Aircraft orders at air shows are not as straightforward as they might seem. While headline figures may look promising, underneath all that it’s not always the whole picture. An order of 50 planes is often really a conversion of lots and a new order of a few, whereas other orders may be outright brand new sales. Order upsizing is incredibly common, particularly in the Airbus camp, and makes it rather difficult to figure out exactly how well the sales are going.
This year’s Paris Air Show has seen a flurry of orders for Airbus, in particular the A320 family. This includes the A319, the A320 and the A321 as well as their neo, LR and now XLR versions. According to figures disclosed this morning at the Air Show, Airbus had sold 254 of the type, including 127 A321XLR.
However, in addition to this, there have been a number of order changes, as airlines ‘upsize’ their outstanding orders to take advantage of new, bigger models. The Qantas ‘order’ of 36 included 10 new A321XLRs and 26 conversions from an existing A321neo order.
Indigo’s massive 50 plane order for the XLR was actually 32 new ones and 18 conversions. American Airlines ordered 50 of the new A321XLR, but 30 of these were conversions from A321neos. Flynas upsized their order of 10 A320neos to A321neos, and at AirAsia, they upsized 253 of their A320neos to the larger A321neo instead.

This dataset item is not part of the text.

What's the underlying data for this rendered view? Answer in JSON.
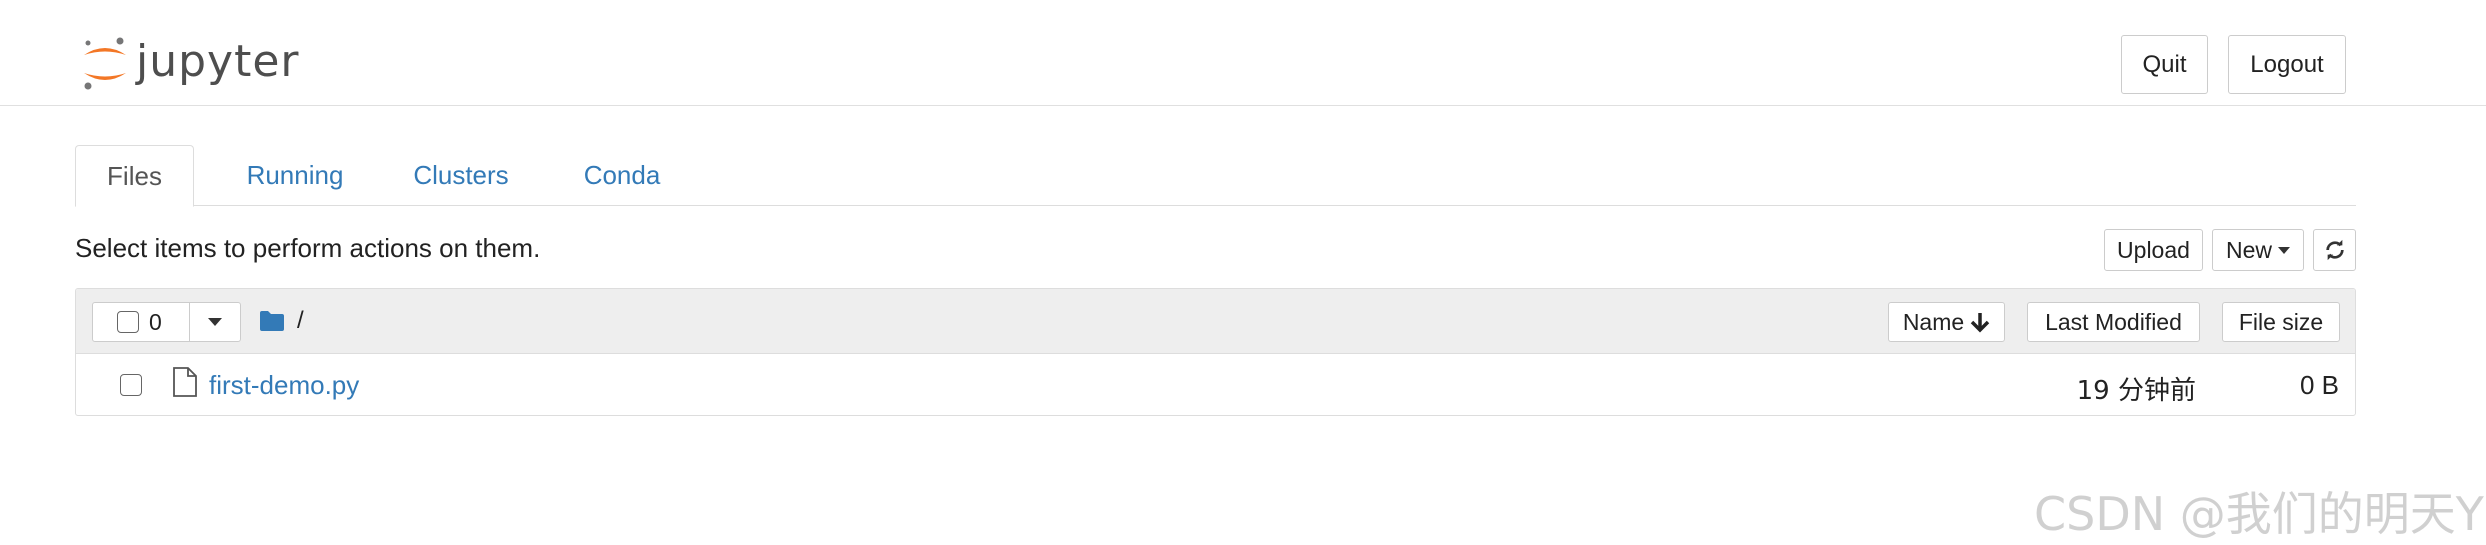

As such, there were far more ‘orders’ for the A321XLR that might have been evident by the Airbus headline order figure, as airlines took advantage of easy upsizing to make the most of the newly announced plane.
Upsizing the order
The ability to upsize an order quite as easily as they can is a massive advantage to airlines. Essentially, they have booked their place in the manufacturer’s production queue with their initial order, but as a new aircraft is announced or their operational needs change, they have the ability to upsize.

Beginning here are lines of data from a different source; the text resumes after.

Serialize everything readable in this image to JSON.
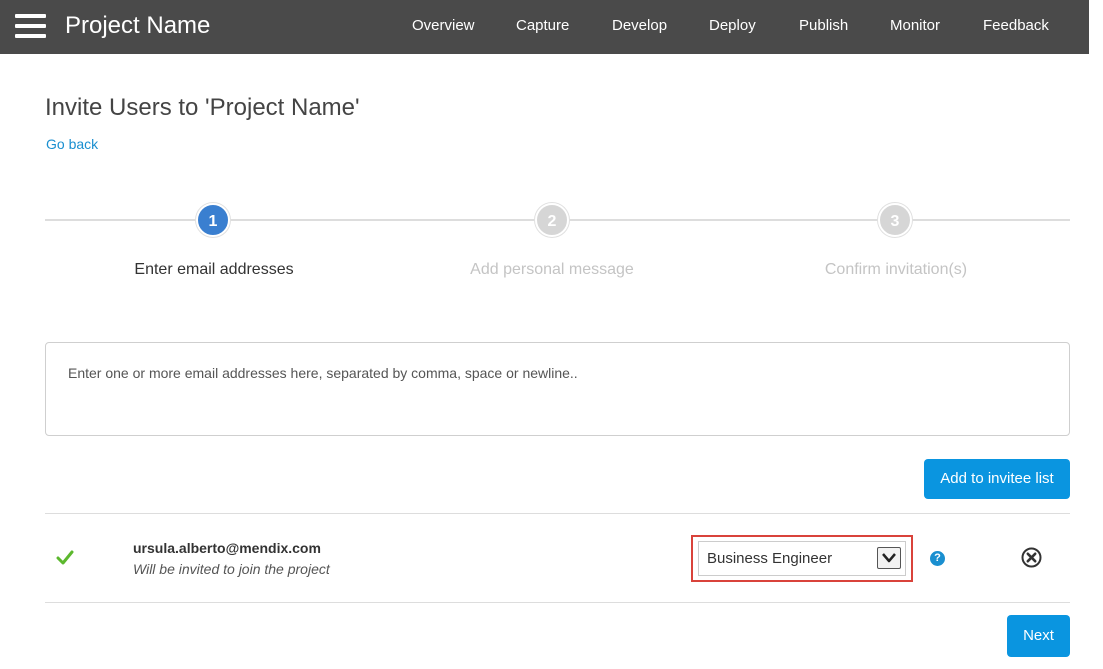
{
  "header": {
    "project_name": "Project Name",
    "nav": [
      "Overview",
      "Capture",
      "Develop",
      "Deploy",
      "Publish",
      "Monitor",
      "Feedback"
    ]
  },
  "page": {
    "title": "Invite Users to 'Project Name'",
    "go_back": "Go back"
  },
  "stepper": {
    "current_step": 1,
    "steps": [
      {
        "number": "1",
        "label": "Enter email addresses"
      },
      {
        "number": "2",
        "label": "Add personal message"
      },
      {
        "number": "3",
        "label": "Confirm invitation(s)"
      }
    ]
  },
  "email_input": {
    "placeholder": "Enter one or more email addresses here, separated by comma, space or newline.."
  },
  "buttons": {
    "add_to_invitee_list": "Add to invitee list",
    "next": "Next"
  },
  "invitees": [
    {
      "email": "ursula.alberto@mendix.com",
      "note": "Will be invited to join the project",
      "role": "Business Engineer"
    }
  ],
  "icons": {
    "menu": "hamburger-icon",
    "valid": "checkmark-icon",
    "help": "question-icon",
    "remove": "close-circle-icon",
    "dropdown": "chevron-down-icon"
  },
  "colors": {
    "topbar": "#4a4a4a",
    "accent": "#0a95e0",
    "link": "#1a8fd0",
    "step_active": "#3a7fd0",
    "step_inactive": "#d6d6d6",
    "check": "#5cb82e",
    "highlight": "#d9433b"
  }
}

Christian Scherer, Chief Commercial Officer at Airbus, put it beautifully the press conference announcing the Indigo A321XLR order:
“The beauty of the XLR is that it is an A321, and the A321 is part of a family of aircraft that Airbus produces and as you know the industrial system can indifferently be dialled to 319s, 320s, 321s and all of their versions. While this order is for 321s, large customers benefit by definition from the flexibility that our product family offers.“
The ‘dialling’ of the system is exactly why the Airbus A320 family has been so successful. With just one basic plane, airlines have options for a whole variety of range, capacity and size variations, without any significant impact to their operations. They can use the same tools, the same pilots, the same parts… as they are all essentially the same plane.
This puts Airbus in a unique and powerful position to offer airlines increased flexibility to change and modify orders that were placed long ago.
Better than another plane?
For Boeing, the ability to cover the middle of the market effectively is more than a case of just upscaling the 737. As we’re all painfully aware, their last attempt at increasing the range and capacity of the aging airframe hasn’t been going so well.
Hence, they’re looking to the 797 as an NMA contender. They’ve even said they’ll target the smallest variant first, the 797-7, which breaks with Boeing tradition and would put it closer to competing with the XLR. Even so, any iteration of the 797 is still some years away.
At the same press conference, Scherer added,
“This airplane just adds a payload and range increment to the existing product offering that we have and we’re able to do so for a fraction, literally a fraction, of the cost of a new aircraft development.”
This is a further advantage for Airbus customers, as not only will they not need to offset the cost of new aircraft developments when they purchase, they also won’t have to wait for all the testing and certification to take place either. The bottom line: they get a better plane for less money, faster.
Can you downsize as well as upsize?
At the Indigo Partners press conference, this exact question was asked. Although Scherer was keen to avoid comment on the question, József Váradi, CEO of Wizz Air, did suggest it would be possible, saying,
“Yes, there are flexibilities contractually in converting up and down but, as Christian (Scherer) said, we’re not here to comment on the specifics of that.”
So, it seems that airlines could, if they wanted, slip down a notch in the Airbus A320 family without too much trouble. But, if it’s only cost them a ‘fraction’ more to have a far more capable aircraft, why would they ever want to?